Dal film del 1952 di Akira Kurosawa (tratto da una novella di Lev Tolstoj), il regista di Living Olive Hermanus ci ripropone la stessa situazione ambientata nella Londra degli anni ’50.
Il protagonista è Mr.Williams (interpretato da un magistrale e compassato Bill Nighy), un burocrate vedovo responsabile di un ufficio londinese incaricato di rilasciare permessi per l’utilizzo dei luoghi pubblici, ingranaggio della complessa macchina della burocrazia municipale, che ha il potere di autorizzare o negare qualsiasi richiesta di pubblici cittadini.
Le giornate dell’uomo scorrono tutte uguali nel suo ufficio, con dialoghi formali e di circostanza tra lui e i colleghi sottoposti, immerso tra pile di scartoffie che sembrano essere tutto il suo mondo.
Improvvisamente, ad interrompere questa monotonia, accade un evento inaspettato: al signor Williams viene diagnosticato un tumore e pochi mesi di vita.
Da quel momento nulla sarà come prima per il protagonista, che inizierà ad assentarsi dall’ufficio venendo meno ai suoi doveri, per non sprecare nemmeno un istante del tempo che gli resta.
L’uomo inizierà così a riscoprire quella vita mai pienamente vissuta in precedenza, grazie anche all’aiuto e alla vitalità di una giovane ex collega del suo ufficio (Aimee Lou Wood già interprete della serie tv comedy Sex Education), che gli offrirà un po’ di spensieratezza, ascolto e conforto, giacché il protagonista deciderà di non coinvolgere figli nella sua situazione.
Tutto questo viene raccontato attraverso gli occhi di un altro giovane: Peter (Alex Sharp) neo assunto nell’ufficio di Mr.Williams, che sarà uno dei pochi ad accorgersi dei cambiamenti nel comportamento del capo ed il primo a notare la sua assenza.
Il protagonista è impeccabile nella sua compostezza iniziale, a tratti malinconica e rassegnata, nel classico stile da vecchio gentleman londinese.
In un flashback scopriremo che era questa la massima aspirazione di Williams in gioventù: diventare un perfetto gentiluomo in bombetta che ogni giorno prende il treno, incontra i colleghi salutandoli formalmente e si reca nel suo ufficio in centro città dove svolge una rispettabile occupazione.
Il camaleontico Bill Nighy, qui incredibilmente misurato, risulta perfettamente credibile in questo ruolo che gli è valso la candidatura come Miglior Attore protagonista agli Oscar 2023.
Nel film seguiamo l’evoluzione del personaggio, che passa da una quotidianità grigia e monotona, interamente dedicata al dovere, al concedersi qualche piccolo piacere come un buon pasto al ristorante, un film al cinema, qualche bevuta nei pub o addirittura un’esibizione canora in cui si cimenta cantando una vecchia canzone scozzese in memoria della moglie.

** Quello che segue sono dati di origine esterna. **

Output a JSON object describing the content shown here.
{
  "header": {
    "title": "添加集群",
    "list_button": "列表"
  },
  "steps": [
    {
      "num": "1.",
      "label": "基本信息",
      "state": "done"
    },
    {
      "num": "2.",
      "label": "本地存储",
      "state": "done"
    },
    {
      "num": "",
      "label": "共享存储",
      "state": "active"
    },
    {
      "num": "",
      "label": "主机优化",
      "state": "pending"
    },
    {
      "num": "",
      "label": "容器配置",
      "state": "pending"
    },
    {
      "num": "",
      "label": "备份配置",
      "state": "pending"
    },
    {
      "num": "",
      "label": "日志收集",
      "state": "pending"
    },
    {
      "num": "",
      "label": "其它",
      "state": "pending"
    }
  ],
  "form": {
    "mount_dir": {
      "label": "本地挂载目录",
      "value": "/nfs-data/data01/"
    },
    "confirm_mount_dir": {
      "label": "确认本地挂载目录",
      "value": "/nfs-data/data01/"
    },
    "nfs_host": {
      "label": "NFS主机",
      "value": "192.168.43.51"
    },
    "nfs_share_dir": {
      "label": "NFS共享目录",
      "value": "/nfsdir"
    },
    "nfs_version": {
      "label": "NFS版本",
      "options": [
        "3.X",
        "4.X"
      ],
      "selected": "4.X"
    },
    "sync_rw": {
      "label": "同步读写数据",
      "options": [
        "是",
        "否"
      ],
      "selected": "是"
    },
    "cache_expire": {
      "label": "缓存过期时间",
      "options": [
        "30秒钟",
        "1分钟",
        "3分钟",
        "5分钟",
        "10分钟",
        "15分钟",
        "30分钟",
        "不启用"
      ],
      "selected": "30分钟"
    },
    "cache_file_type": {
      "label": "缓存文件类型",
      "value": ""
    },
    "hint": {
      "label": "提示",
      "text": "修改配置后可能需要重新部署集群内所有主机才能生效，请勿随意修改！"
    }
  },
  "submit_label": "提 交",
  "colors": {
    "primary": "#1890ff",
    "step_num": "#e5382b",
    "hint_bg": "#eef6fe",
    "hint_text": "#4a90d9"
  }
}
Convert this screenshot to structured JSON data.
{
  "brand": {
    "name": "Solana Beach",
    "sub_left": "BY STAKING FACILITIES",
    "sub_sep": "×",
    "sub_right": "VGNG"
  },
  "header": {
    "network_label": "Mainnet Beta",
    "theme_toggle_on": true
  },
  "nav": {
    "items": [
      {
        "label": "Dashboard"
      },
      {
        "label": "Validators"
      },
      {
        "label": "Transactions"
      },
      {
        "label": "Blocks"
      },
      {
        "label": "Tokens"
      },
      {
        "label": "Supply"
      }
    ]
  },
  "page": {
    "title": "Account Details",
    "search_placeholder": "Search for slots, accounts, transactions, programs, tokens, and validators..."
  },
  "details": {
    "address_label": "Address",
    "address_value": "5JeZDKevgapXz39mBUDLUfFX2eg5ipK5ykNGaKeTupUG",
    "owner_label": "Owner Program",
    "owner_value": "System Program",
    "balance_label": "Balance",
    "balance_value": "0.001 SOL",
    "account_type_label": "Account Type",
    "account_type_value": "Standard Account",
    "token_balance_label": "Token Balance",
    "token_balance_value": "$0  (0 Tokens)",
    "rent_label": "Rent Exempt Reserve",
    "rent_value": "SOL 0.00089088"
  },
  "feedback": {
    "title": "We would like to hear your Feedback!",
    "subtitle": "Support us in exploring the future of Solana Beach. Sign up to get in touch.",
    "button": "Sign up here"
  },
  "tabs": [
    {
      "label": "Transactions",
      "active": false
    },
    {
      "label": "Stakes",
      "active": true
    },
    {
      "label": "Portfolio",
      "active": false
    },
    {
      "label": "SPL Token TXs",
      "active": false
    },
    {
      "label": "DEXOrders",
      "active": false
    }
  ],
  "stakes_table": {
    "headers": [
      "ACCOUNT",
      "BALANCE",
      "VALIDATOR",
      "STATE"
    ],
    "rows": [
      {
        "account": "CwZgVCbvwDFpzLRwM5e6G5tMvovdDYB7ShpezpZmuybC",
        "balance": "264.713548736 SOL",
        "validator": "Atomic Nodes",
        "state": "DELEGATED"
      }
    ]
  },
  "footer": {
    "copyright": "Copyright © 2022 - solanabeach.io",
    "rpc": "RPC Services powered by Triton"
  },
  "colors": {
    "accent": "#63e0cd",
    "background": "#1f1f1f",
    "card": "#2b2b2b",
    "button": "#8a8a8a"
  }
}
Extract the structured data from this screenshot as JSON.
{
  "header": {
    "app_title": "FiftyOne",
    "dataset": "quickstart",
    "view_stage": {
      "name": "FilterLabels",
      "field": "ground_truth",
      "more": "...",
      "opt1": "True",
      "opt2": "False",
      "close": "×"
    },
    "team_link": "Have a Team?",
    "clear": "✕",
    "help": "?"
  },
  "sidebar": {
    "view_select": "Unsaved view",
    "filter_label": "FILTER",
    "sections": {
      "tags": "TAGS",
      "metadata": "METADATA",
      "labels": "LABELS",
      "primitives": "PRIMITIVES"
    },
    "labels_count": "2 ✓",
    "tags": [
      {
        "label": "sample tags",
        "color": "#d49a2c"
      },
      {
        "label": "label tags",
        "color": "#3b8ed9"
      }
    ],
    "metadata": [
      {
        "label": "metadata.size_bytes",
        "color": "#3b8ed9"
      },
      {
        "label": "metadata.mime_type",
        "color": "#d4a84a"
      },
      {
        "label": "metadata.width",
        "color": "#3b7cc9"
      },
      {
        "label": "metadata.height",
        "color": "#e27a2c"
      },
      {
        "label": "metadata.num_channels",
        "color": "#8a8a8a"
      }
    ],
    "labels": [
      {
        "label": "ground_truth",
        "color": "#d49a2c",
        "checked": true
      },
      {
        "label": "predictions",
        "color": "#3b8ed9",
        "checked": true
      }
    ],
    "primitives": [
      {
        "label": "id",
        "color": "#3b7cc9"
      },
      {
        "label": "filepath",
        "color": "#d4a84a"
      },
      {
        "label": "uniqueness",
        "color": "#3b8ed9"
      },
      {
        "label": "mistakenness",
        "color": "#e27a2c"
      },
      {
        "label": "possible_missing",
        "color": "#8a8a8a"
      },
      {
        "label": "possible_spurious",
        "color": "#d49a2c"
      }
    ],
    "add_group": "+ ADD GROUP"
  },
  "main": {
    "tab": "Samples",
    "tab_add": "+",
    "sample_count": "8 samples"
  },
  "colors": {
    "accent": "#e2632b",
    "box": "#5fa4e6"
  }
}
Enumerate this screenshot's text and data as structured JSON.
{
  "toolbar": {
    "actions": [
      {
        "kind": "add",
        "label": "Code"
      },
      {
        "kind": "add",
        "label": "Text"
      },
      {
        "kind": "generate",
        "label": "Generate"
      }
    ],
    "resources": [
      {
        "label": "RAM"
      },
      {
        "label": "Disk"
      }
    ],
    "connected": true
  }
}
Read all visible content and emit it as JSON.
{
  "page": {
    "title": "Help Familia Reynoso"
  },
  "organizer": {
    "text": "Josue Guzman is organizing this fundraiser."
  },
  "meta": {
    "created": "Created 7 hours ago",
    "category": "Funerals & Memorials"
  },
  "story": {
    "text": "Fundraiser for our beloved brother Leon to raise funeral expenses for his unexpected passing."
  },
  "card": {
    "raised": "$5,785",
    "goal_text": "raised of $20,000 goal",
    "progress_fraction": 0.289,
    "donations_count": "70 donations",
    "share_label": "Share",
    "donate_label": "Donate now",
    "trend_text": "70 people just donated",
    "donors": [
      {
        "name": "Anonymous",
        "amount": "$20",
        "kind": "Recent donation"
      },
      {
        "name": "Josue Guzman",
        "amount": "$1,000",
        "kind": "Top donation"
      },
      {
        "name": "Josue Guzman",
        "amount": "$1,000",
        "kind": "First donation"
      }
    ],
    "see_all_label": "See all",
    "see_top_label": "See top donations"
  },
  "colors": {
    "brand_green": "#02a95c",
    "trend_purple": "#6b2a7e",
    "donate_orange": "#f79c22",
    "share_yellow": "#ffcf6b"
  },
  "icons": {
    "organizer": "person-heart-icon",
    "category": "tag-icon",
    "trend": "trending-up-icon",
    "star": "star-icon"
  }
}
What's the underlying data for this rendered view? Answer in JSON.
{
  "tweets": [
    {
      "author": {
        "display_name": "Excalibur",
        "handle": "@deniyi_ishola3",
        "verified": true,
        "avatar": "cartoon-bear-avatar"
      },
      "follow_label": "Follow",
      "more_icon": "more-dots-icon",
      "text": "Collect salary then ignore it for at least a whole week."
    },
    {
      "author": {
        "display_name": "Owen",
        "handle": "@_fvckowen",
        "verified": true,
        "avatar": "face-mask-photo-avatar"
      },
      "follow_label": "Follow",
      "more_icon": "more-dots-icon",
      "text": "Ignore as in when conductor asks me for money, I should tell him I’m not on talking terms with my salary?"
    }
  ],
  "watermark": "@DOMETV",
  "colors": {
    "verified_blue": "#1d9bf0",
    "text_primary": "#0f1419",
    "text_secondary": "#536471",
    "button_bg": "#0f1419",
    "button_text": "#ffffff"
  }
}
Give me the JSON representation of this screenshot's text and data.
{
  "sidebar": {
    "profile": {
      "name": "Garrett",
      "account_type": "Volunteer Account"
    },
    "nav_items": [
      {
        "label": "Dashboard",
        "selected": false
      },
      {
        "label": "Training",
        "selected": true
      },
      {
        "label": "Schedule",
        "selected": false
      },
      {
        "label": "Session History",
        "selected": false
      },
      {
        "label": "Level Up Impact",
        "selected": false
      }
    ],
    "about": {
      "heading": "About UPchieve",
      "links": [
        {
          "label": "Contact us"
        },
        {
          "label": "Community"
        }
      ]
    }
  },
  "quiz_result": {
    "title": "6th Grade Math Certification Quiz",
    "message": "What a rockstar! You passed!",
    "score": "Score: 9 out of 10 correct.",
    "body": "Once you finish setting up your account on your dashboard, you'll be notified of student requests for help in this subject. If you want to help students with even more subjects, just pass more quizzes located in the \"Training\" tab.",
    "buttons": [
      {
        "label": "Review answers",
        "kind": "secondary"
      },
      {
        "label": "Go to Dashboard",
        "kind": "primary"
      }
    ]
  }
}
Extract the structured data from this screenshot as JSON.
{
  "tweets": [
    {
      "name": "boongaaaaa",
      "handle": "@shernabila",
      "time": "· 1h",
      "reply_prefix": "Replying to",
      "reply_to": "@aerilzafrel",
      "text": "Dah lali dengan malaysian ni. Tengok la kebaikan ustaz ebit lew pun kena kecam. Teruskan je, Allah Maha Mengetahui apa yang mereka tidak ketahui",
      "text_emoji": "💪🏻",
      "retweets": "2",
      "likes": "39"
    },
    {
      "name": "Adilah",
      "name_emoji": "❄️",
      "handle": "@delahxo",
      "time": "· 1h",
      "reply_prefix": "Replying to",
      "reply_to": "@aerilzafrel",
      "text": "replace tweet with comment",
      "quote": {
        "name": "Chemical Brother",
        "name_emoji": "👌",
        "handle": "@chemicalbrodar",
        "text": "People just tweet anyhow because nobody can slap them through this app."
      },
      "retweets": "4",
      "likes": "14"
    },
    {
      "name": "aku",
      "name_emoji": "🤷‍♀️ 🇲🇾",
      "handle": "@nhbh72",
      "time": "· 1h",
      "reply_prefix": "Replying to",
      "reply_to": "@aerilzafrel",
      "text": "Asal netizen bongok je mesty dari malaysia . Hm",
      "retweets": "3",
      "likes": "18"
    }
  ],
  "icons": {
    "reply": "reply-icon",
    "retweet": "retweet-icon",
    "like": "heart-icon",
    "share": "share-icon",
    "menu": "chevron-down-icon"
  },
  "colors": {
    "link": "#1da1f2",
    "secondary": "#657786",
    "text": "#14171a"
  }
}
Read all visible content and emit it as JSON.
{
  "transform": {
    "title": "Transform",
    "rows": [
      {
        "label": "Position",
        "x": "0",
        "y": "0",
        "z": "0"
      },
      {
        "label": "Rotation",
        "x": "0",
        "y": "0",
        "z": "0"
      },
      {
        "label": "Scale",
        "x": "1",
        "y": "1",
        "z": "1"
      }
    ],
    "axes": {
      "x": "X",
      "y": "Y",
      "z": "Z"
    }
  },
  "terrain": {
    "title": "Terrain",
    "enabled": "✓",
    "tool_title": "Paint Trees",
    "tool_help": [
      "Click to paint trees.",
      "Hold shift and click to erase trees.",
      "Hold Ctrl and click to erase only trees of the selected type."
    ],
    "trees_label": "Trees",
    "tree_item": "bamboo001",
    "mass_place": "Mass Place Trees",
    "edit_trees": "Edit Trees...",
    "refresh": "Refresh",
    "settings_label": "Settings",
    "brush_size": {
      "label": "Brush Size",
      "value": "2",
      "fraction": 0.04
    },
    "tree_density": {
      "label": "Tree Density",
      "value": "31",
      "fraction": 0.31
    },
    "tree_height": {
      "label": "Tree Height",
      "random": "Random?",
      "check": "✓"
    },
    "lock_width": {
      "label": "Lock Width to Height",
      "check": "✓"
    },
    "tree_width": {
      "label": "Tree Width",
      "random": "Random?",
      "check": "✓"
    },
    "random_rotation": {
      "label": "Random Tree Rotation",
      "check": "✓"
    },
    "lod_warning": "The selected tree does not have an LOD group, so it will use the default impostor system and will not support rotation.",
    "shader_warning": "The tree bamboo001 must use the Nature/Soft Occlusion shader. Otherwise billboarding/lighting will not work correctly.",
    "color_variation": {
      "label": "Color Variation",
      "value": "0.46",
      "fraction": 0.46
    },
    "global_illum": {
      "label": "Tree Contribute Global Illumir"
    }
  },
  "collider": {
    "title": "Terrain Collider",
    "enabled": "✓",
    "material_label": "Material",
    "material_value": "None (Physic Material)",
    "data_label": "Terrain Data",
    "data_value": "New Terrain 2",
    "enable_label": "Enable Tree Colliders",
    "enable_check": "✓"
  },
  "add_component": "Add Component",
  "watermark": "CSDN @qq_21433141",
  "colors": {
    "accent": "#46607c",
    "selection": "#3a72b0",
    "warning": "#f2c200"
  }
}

L’uomo arriverà, poi, ad elaborare un suo progetto finale, per uscire di scena facendo una buona azione, che non sveliamo per lasciare allo spettatore il gusto della scoperta.
Ben accompagna il film la colonna sonora, che non indugia mai in un eccessivo sentimentalismo, ma esprime con sufficiente solennità i momenti più poetici ed intensi della pellicola.
Sobrietà è la parola d’ordine in questo film, dove anche le emozioni sono sempre misurate ed il protagonista, pur riscoprendo la propria vitalità, non si lascia mai andare ad eccessi fuori dalle righe.
Nonostante la splendida fotografia della Londra anni ’50, il punto di forza di questo film sono i dialoghi tra i protagonisti, sebbene l’unico personaggio che viene veramente approfondito sia quello di Mr. Williams, mentre i due giovani coprotagonisti restano in secondo piano, emergendo solo sul finale, lasciando intendere un’evoluzione sentimentale del loro rapporto.
Molto belle e convincenti sono le scene ambientate in treno e nelle stazioni, con una perfetta ricostruzione d’epoca.
Nell’insieme Living è un film che lascia una bella sensazione, non commuove ma offre molti spunti di riflessione sul senso della vita e delle nostre azioni, sul significato e l’importanza che ciascuno di noi attribuisce al lavoro e alla vita privata, sulla fuggevolezza del tempo e sui rimpianti.
Sicuramente una pellicola che merita la visione e di cui conserverete un bel ricordo; questo è l’esempio che anche un remake, se ben fatto, può essere un film godibile, seppur non originale.